Para nada pretendo defender aquí que no pueda haber buenas razones para darle esa prioridad a la familia biológica que cumple unas condiciones mínimas en cuanto a posibilidades de atender a su hijo, y entiendo perfectamente que no convenga convertir al Estado en una especie de institución que, so pretexto de velar por el interés o conveniencia de los pequeños, se dedique a arrebatar los recién nacidos a sus familias biológicas menos socialmente integradas, más económicamente desfavorecidas o que vivan bastante al margen de los estándares familiares dominantes. Lo único que pongo en duda es que las políticas al uso y la jurisprudencia que aplica las normas resultantes se muevan en razón de la superior consideración del interés del menor. Para nada. La prioridad la están recibiendo los derechos de los progenitores a vivir con sus hijos, a insertar a sus hijos en su ambiente social, a socializarlos y formarlos según los valores y estándares de su medio respectivo y a no separarse de ellos ni perder sobre ellos sus derechos de patria potestad y custodia, aunque fuera para el niño claramente mejor (según los patrones sociales dominantes) vivir y crecer en otro hogar. En otras palabras y más gráficamente, que un notario de Madrid y el más humilde y menesteroso de los habitantes de León que vive en un barrio periférico y marginal tienen sobre sus hijos el mismo derecho y que el derecho del muy menesteroso no cede ante la pretensión del notario que ha tenido un año en acogimiento al pequeño y que quiere adoptarlo. Como la sentencia de la Audiencia Provincial de Asturias nos recuerda, para esa adopción se necesita el consentimiento del progenitor que no ha sido privado de su patria potestad, y punto. Sin consentimiento no hay adopción y acreditada por el progenitor una mínima capacidad y aptitud para atender a su hijo como hijo, le toca a este tenerlo con él y para él. Ese es su interés y predomina sobre el del menor, ley en mano y por muchos principios que coloquemos luego de adorno.

No afirmo que nada de eso esté mal ni mantengo que no quepan aceptables razones en favor de tal modelo, razones que aquí no pretendo analizar ni someter a escrutinio crítico. Nada más que digo que sería mejor llamar a las cosas por su nombre y dejar de ponerle disfraces a la realidad legislativa y jurisprudencial. No es el interés del menor lo que como decisivo está contando en la práctica legislativa y jurisprudencial, sino que como interés superior está operando, claramente, el de la familia biológica. Hacer pasar por cierto lo contrario, aparentar que se ponderan ambos intereses caso por caso, pero buscando siempre que no resulte el interés real del menor sacrificado es hacernos comulgar con ruedas de molino y hasta hacer escarnio de la noción misma que se usa, la de interés del menor. Triste destino el de tanto principio jurídico principalísimo que se sacrifica impunemente mientras con alegría se cita y se glosa.

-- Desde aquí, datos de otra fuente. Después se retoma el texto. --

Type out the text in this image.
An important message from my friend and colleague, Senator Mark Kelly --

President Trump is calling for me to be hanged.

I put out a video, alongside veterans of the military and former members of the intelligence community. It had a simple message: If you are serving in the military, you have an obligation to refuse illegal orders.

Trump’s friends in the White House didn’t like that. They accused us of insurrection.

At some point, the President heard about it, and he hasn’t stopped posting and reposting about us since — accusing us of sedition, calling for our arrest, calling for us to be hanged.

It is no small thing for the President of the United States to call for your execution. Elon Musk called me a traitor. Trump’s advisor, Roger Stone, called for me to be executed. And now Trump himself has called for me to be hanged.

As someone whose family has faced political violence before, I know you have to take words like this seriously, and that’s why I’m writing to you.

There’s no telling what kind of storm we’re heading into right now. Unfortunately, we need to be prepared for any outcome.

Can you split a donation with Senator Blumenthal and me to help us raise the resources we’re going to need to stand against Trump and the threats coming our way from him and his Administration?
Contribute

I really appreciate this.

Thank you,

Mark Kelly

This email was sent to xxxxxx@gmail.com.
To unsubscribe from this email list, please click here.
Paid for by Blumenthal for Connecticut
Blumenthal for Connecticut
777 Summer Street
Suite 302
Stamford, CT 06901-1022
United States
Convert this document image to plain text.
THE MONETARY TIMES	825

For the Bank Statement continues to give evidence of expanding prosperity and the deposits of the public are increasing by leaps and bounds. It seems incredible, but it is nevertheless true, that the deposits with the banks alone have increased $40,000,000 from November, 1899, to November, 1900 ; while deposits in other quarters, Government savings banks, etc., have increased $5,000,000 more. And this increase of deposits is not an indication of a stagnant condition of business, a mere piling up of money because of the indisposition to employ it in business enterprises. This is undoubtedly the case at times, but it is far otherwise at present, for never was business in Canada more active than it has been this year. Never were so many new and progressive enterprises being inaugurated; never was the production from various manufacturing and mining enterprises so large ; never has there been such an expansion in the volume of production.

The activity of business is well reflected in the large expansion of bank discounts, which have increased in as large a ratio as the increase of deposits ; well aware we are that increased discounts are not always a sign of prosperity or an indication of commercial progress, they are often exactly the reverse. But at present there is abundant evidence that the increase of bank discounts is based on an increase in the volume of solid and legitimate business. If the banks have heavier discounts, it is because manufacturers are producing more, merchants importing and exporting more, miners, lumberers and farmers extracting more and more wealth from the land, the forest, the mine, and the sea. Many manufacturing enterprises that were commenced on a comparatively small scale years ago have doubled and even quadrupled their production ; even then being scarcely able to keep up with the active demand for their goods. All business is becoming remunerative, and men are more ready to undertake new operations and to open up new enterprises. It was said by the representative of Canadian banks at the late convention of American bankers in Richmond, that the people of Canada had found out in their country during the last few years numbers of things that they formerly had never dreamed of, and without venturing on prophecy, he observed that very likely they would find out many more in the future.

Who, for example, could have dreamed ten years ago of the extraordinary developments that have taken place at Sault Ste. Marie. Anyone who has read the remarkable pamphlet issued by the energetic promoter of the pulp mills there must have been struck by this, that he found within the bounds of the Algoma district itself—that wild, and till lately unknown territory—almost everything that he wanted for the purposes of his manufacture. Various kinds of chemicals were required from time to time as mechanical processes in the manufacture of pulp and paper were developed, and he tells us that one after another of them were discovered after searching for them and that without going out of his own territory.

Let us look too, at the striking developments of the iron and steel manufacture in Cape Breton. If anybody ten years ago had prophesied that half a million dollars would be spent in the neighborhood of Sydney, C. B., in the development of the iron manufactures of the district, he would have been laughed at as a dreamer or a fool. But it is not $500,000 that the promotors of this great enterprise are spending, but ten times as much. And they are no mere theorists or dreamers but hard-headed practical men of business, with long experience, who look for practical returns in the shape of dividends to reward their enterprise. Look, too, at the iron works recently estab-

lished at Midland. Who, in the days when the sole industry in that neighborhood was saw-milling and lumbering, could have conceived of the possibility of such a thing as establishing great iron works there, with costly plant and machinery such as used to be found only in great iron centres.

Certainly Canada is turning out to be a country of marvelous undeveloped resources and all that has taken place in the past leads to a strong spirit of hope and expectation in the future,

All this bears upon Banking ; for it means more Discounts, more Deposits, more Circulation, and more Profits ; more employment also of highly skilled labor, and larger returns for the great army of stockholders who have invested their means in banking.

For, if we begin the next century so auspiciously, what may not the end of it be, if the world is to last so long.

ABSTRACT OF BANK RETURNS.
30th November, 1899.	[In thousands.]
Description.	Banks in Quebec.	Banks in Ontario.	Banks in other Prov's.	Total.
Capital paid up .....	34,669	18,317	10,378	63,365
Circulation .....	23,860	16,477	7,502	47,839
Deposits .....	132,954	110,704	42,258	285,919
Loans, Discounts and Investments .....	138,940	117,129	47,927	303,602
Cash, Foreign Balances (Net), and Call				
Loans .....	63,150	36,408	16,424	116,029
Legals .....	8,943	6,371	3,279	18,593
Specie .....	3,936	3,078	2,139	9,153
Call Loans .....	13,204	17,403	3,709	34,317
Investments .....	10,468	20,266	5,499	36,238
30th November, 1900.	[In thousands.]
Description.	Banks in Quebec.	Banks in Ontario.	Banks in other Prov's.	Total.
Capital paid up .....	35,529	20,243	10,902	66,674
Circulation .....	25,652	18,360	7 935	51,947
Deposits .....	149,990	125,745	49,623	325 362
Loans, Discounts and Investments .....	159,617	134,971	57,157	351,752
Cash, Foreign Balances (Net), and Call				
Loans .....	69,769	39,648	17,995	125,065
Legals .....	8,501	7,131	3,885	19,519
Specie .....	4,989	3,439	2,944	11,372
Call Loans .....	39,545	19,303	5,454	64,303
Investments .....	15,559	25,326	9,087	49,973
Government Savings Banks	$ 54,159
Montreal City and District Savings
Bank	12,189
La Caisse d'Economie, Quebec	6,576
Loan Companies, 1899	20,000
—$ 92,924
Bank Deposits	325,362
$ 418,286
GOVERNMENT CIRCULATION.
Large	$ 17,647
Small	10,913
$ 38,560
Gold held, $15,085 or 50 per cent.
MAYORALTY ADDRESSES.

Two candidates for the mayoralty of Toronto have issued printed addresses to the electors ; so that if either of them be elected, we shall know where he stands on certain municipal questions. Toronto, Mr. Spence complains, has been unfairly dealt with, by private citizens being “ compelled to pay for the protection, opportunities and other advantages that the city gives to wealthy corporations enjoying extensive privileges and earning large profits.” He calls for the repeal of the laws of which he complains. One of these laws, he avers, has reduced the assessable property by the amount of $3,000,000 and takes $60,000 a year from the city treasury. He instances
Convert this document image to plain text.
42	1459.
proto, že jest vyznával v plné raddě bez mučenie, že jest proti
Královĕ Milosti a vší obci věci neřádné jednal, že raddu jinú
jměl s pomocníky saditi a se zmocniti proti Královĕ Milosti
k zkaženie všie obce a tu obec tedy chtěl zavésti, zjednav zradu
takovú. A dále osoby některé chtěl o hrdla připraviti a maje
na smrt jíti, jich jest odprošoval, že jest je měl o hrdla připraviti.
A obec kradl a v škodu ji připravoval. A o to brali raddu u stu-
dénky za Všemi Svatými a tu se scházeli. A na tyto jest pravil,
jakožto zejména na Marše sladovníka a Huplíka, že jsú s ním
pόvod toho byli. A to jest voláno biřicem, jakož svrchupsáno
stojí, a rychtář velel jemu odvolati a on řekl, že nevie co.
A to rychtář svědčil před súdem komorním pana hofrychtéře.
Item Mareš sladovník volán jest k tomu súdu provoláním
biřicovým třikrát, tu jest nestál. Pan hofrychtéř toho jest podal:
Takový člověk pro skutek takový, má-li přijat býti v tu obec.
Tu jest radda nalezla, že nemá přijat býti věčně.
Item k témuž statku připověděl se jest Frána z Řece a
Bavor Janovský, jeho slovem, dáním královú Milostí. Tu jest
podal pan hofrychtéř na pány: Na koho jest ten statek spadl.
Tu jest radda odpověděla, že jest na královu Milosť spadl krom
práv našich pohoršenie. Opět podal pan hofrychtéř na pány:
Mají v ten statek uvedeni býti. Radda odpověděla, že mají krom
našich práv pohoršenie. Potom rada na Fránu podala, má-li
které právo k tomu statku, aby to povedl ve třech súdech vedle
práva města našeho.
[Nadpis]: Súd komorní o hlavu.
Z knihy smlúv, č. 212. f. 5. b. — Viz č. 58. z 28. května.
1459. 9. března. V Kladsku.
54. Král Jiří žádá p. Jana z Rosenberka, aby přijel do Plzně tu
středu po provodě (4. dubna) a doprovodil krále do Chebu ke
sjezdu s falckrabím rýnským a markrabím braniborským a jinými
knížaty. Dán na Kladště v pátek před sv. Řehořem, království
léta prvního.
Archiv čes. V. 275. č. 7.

Aunque, repito de nuevo, no cuestiono el fondo o las razones de esta ni otras peculiaridades del actual derecho de la filiación en nuestro país y aunque mi postura en general es fuertemente liberal en este tipo de materias, lo que no acabo de comprender es por qué mientras la familia biológica pasa a la historia como base de la institución jurídica familiar, son los menores los que deben pagar el pato y es su derecho el que resiste como último bastión del biologismo o de un rancio “naturalismo” en el derecho de familia.

Concluyo

Como tantas veces me ocurre, mi discrepancia no es propiamente con el contenido del fallo, y tampoco pretendo criticar una jurisprudencia a la que tanto el legislador como las modas doctrinales abocan a enredar con principios, hasta el punto de casi ocultar las verdaderas bases legales de los fallos. Lo que me inquieta es que se esté haciendo de este sector del derecho de menores, y de casi todo el ordenamiento (resta el último asalto, el asalto al Derecho penal, pero supongo que ya falta poco para que se acometa) un guirigay de principios descocados y un carnaval de aparentes ponderaciones. A este paso, acabará siendo más fiable la güija que los tribunales, y no principalmente por culpa de los magistrados y las magistradas.